If he heard her, he gave no indication.
“I should have planned better.” His breathing had grown shallow, his words coming faster as the carefully constructed walls he’d built around himself began to crumble.
She recognized the signs of someone teetering on the edge of a breakdown. She’d seen it in climbers who’d pushed themselves too far, in expedition members facing their mortality in the harshest environments on Earth.
“Should have insisted on better comms equipment, should have recognized the signs at Thwaites earlier. Should have anticipated Praetorian would have someone embedded with us. Should have...” His voice broke. “It’s all collapsing, Rue. Everything I’ve tried to hold together. My family. This mission. Us.”
His hands were visibly shaking now, his breathing ragged.
A part of her wanted to run. She was good at running, good at moving on when things got messy or complicated. Good at keeping emotional distance. But the memory of his arms around her in that shower at Takahe, holding her together when she was the one falling apart, held her in place.

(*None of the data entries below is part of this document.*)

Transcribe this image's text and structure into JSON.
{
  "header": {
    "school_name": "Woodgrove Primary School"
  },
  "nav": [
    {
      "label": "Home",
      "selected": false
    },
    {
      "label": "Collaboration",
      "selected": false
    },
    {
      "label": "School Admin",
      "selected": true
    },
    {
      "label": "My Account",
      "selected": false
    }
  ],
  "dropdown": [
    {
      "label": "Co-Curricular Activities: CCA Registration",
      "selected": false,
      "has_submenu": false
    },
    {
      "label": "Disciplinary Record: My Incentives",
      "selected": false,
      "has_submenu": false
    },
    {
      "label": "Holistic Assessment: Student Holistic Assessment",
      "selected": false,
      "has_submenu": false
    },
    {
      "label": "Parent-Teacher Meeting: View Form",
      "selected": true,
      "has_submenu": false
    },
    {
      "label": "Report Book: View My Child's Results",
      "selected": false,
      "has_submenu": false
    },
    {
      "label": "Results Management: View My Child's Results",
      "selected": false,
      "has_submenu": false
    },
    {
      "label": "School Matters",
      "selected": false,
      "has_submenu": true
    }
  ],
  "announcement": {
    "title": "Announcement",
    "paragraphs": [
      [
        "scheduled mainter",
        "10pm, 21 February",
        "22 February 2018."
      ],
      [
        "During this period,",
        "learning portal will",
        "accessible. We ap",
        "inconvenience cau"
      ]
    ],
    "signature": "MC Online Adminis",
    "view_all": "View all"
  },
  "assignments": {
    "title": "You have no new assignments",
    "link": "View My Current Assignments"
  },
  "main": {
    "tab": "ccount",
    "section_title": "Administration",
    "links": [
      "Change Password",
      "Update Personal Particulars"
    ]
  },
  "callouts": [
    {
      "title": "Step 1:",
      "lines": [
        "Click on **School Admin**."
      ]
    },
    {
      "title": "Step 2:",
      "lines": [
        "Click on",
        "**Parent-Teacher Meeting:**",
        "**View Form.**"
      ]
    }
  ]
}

“Elliot,” she said softly. “Look at me.”
He didn’t move, his gaze fixed on his trembling hands. She reached for his hand, but he pulled away, curling in on himself like a wounded animal.
No. He wasn’t doing that. He wasn’t retreating from her.
She threw a leg over his thighs, straddling his lap, and clasped his stubble-roughened face in both hands, forcing him to meet her gaze. The despair in his eyes stole her breath.
“Elliot,” she said more firmly. “Look at me.”
He blinked and lifted his red-rimmed eyes to hers.
“You can’t fix everything. You can’t save everyone. Not your family, not the world, not me.”